No one is laughing now that the provision has had to be put into play for the first time in state history, with a public-health emergency closing public buildings and more. Under the provision, elected bodies can carry on with the public’s business via interactive video, conference calling, and other technology — all preferable to meetings held in person that would risk spreading the coronavirus.

But meetings and other public proceedings held in nontraditional ways can easily lead to actions conducted in secrecy or without full public disclosure, whether intentionally or accidentally.

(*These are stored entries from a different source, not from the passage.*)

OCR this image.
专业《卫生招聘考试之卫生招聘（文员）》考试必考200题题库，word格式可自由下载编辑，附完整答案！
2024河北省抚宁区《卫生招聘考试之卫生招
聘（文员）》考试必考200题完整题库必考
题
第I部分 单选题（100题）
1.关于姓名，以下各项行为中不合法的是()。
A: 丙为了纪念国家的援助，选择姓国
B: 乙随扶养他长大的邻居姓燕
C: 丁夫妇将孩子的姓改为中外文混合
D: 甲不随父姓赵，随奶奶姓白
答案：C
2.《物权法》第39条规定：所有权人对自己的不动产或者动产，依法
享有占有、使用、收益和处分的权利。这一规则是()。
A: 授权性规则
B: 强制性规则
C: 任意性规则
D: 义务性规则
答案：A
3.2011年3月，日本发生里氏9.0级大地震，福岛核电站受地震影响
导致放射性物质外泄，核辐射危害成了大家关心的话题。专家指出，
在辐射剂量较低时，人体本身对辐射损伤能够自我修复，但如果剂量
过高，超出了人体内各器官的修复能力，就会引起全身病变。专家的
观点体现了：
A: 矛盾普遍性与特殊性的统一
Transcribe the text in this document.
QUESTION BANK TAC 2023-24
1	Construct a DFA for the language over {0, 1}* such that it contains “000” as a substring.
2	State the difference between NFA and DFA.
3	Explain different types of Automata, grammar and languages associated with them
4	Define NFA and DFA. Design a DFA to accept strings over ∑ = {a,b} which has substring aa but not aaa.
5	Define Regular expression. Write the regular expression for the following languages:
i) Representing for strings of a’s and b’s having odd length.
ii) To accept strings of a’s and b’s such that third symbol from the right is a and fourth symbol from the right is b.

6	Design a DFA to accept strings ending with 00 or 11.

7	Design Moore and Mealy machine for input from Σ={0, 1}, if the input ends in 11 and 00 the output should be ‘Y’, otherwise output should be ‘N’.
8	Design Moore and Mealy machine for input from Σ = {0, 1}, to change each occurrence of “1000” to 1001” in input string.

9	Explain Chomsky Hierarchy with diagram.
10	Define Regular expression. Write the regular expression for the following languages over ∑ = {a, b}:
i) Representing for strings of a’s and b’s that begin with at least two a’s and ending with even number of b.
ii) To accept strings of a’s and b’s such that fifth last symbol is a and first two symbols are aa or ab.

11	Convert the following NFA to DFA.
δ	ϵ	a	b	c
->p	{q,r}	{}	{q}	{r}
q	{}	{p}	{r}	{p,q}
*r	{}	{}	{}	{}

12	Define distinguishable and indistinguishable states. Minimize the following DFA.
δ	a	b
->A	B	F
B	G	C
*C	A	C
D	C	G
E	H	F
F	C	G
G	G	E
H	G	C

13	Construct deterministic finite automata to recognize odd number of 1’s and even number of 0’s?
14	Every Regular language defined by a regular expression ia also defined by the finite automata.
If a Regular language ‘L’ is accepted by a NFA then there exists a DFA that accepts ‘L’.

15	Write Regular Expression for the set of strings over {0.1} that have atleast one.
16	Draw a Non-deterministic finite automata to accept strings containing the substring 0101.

A time of crisis is just ripe for governmental missteps, oversteps, or, worse, outright abuse. So now is a prime time for a focus on governmental accountability.

Talk about terrific timing. This month we celebrated Sunshine Week, the annual national nod to transparency, open government, and shining a light — or letting in the “sunshine” — to illuminate the truth.

“All the business government does, whether in open public meetings or behind closed doors, is your business,” Community Newspaper Holdings National Editor Jim Zachary wrote from Valdosta, Georgia, for Sunshine Week. “Every last penny (the) government spends is your money. … It is your right to know every transaction, every decision, every expenditure and every deliberation. … Whether talking about the White House, the statehouse, or the county courthouse, all the documents held in government halls belong to the people, and all the business conducted by our governors is public business.


“We believe our government — your government — can only be of, by, and for the people when it is out in front of the people,” Zachary wrote in an op-ed.

In these extraordinary times, our local and state government entities, by all accounts, seem to be finding ways to maintain public access.

That’s a big part of what Sunshine Week aims to maintain and ensure. Even in the midst of a pandemic that, until now, seemed an impossibility, the public has a right to know. Our elected bodies owe it to us to operate with full transparency, even when it would be easy not to, when secrecy for unsavory gains could be a simpler option.